Mi amiga Juli suele decir que el undécimo mandamiento es No molestarás.
Ayer, durante una excursión a Montserrat, tuvimos la mala pata de encontrarnos durante un buen rato con un montañero de esos que no paran de hablar con voz demasiado fuerte, con la evidente intención de que todo el mundo se entere de lo que piensa.
Esto ocurre en situaciones de lo más diverso: en el cine, en un bar, en el tren, en la parada del metro, en el mercado… Y probablemente todas estas personas son buenas personas. Pero son molestas.
Por interesante que sea su discurso (lo que no sucede con mucha frecuencia, dicho sea de paso) una se queda frita y harta a su lado. Al principio piensas: bueno, ahora se callará un rato. Pero no: parece que tienen horror al silencio.
A veces creo que soy injusta e intolerante con ellas. ¡Tampoco hay para tanto!
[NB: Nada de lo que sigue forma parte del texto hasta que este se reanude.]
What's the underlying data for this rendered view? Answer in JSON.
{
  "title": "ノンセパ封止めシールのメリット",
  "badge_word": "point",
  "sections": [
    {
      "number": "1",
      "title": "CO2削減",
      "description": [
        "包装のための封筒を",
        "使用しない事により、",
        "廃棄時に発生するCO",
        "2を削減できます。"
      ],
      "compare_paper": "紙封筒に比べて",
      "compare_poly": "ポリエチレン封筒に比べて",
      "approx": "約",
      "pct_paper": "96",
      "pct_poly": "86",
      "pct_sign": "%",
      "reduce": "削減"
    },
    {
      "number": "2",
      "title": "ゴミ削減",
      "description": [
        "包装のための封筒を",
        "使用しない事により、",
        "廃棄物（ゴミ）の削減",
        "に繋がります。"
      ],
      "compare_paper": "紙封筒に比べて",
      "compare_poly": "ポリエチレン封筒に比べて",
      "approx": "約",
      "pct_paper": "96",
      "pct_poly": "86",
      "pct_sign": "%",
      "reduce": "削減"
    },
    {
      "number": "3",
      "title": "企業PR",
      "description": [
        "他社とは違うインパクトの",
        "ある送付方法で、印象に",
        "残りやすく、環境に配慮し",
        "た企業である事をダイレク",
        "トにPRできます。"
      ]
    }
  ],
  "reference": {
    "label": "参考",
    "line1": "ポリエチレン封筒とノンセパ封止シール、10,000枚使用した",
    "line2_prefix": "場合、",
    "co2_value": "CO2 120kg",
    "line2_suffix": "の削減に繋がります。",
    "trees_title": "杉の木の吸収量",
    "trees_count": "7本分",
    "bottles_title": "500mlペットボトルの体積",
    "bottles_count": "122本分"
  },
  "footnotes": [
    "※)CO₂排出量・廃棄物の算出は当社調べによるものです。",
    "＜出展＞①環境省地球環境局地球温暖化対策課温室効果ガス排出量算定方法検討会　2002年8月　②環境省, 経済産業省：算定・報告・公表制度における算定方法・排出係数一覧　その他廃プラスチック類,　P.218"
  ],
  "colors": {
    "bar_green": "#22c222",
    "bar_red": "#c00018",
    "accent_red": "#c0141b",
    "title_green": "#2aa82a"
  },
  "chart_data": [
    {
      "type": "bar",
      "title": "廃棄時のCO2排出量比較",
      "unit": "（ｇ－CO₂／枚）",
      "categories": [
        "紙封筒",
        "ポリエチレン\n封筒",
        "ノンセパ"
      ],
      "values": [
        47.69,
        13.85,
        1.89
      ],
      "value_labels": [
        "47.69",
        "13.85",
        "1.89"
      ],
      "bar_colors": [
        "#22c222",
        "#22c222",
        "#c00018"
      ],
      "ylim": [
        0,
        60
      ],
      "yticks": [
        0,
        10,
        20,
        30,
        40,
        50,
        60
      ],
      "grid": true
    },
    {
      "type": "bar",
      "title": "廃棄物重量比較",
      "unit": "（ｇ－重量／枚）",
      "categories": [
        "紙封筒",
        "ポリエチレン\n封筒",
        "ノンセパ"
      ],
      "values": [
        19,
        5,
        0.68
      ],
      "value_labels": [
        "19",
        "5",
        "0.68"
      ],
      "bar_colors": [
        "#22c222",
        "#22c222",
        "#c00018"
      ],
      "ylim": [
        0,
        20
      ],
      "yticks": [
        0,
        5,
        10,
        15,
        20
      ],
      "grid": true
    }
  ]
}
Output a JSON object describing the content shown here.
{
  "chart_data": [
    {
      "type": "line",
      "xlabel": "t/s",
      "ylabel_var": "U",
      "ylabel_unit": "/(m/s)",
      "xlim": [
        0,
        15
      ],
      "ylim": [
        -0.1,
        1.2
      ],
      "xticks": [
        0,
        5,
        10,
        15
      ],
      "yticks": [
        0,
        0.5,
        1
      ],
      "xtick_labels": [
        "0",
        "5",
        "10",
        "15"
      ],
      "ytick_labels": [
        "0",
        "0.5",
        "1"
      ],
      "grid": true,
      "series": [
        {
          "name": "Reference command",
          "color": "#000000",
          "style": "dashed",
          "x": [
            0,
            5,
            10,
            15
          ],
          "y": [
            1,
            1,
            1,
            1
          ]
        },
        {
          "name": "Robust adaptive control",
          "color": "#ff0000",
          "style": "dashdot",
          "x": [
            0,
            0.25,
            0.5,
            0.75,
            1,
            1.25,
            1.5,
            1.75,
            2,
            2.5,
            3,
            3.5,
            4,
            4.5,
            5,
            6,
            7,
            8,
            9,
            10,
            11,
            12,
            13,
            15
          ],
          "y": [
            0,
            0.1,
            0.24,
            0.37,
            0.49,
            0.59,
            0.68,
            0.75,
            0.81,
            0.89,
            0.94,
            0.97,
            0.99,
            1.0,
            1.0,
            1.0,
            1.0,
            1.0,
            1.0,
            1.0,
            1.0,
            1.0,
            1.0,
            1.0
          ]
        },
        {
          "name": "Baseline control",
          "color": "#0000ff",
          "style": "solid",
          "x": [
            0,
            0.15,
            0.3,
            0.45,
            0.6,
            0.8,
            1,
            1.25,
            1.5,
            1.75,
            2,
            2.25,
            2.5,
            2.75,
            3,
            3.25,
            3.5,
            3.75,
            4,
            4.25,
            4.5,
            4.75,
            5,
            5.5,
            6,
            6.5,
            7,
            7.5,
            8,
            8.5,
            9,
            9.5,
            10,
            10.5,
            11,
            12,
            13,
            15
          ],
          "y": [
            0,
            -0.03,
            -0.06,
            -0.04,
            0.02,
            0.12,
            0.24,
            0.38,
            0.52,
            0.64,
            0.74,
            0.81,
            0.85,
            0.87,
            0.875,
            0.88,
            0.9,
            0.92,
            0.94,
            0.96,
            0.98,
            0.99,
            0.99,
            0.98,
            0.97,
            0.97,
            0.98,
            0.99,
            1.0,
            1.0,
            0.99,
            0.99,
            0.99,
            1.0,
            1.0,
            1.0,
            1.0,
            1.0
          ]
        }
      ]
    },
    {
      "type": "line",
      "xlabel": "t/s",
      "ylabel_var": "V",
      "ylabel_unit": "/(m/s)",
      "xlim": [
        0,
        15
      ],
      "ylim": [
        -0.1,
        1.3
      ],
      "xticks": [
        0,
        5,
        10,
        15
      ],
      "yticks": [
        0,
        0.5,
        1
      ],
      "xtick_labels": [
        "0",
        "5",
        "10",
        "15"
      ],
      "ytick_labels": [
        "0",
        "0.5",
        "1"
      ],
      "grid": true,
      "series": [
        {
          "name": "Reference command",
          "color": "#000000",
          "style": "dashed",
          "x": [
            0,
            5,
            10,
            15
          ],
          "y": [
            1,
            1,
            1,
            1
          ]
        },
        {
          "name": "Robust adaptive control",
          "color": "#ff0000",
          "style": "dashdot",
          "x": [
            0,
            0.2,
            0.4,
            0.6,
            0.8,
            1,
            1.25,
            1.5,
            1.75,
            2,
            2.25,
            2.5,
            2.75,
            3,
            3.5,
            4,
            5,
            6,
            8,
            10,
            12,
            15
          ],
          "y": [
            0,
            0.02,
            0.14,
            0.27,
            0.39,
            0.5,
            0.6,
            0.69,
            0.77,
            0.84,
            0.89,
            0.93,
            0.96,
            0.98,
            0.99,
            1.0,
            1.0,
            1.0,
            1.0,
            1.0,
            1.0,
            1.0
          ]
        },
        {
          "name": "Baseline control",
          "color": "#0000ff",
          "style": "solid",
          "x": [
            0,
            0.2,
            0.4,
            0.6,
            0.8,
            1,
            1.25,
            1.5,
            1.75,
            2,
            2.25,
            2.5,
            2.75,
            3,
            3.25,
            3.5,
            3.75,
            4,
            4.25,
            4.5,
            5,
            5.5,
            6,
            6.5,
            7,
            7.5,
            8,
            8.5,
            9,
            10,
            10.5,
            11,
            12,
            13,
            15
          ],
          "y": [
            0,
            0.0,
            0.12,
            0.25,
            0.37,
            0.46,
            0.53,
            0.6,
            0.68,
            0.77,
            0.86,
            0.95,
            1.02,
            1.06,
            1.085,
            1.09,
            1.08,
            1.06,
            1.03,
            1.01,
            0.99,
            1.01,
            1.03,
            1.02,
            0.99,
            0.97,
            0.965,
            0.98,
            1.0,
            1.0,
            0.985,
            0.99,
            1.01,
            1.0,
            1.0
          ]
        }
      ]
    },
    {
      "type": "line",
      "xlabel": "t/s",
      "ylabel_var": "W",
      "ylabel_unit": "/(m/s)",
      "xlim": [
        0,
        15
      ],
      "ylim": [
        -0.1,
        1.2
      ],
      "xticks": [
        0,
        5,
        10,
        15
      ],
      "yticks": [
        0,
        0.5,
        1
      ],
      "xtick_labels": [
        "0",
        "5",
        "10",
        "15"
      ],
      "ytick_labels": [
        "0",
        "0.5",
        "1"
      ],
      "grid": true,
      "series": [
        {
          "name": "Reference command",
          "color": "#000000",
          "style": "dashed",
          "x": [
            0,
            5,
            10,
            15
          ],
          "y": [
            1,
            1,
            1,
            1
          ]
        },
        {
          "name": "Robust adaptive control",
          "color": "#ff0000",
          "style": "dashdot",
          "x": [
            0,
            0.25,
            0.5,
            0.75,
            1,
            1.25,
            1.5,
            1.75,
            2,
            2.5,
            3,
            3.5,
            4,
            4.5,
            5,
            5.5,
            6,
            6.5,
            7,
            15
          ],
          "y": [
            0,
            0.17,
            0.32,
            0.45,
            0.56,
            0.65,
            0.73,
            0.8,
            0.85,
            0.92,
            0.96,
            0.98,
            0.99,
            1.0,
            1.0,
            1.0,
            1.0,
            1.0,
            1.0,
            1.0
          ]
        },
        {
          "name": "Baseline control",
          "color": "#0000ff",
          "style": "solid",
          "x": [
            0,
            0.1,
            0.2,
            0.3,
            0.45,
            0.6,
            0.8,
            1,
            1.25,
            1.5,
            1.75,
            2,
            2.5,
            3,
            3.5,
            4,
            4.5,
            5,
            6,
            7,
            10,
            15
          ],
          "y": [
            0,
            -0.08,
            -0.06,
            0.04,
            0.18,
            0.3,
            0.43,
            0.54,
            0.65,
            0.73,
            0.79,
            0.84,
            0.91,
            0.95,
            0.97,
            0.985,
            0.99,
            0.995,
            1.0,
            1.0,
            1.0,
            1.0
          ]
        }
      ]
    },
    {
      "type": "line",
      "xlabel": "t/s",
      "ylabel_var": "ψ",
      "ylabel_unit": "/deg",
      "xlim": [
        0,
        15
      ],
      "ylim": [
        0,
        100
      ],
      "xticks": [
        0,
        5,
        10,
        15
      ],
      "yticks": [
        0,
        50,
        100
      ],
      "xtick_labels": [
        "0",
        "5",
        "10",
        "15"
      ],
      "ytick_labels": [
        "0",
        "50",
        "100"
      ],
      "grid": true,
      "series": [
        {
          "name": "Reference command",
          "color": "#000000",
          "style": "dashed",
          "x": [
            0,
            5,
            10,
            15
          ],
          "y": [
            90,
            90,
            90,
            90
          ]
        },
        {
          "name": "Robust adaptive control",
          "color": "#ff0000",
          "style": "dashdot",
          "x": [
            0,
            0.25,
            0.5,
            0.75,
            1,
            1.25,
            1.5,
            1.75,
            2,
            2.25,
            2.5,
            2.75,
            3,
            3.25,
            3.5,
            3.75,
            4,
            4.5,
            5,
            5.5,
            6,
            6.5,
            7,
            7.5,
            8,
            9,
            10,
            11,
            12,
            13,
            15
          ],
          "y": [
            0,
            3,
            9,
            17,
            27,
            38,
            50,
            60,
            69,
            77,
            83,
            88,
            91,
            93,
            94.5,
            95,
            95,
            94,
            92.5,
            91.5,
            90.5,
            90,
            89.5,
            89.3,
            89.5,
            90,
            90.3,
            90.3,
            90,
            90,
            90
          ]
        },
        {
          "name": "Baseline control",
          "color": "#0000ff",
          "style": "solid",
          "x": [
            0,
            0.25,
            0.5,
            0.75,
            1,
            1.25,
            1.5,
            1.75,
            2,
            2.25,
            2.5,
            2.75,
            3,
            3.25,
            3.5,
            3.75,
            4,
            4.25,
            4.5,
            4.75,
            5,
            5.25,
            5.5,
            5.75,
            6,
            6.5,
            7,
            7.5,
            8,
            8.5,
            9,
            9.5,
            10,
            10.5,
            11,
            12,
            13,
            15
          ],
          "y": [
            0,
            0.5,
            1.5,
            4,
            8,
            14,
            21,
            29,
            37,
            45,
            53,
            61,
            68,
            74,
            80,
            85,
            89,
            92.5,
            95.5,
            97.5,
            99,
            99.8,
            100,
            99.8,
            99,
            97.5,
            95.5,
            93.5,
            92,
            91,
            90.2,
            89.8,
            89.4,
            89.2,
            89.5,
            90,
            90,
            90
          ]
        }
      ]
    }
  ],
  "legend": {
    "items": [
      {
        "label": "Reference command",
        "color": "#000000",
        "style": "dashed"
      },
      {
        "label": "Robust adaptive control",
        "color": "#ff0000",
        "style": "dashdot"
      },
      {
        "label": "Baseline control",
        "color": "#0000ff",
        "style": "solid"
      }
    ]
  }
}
Simplemente tienen ganas de que todo el mundo sepa qué les pasa, que sienten o que opinan.
El problema es que, sin ser ningún agravio, ni delito, ni pecado, ésto es tan fastidioso que se te quitan las ganas de estar a su lado.
Volviendo a la montaña, me recuerda una excursión de este verano al pico Anayet: precioso itinerario, un lago al pie de la montaña, su poquito de emoción en los metros finales, vistas estupendas… pero la cima estaba invadida por moscas histéricas. Y cuando digo invadida, digo invadida.
Tanto es así que no aguantamos ni tres minutos en ella. ¿Una bonita excursión? Sí, vale, pero… dudo que la repita. No invita a ello.
Hay buenas personas que no invitan, buenas personas molestas. Me gustaría completar el undécimo mandamiento y recordarlo, porque a medida que nos hacemos mayores nos resulta más fácil olvidarlo.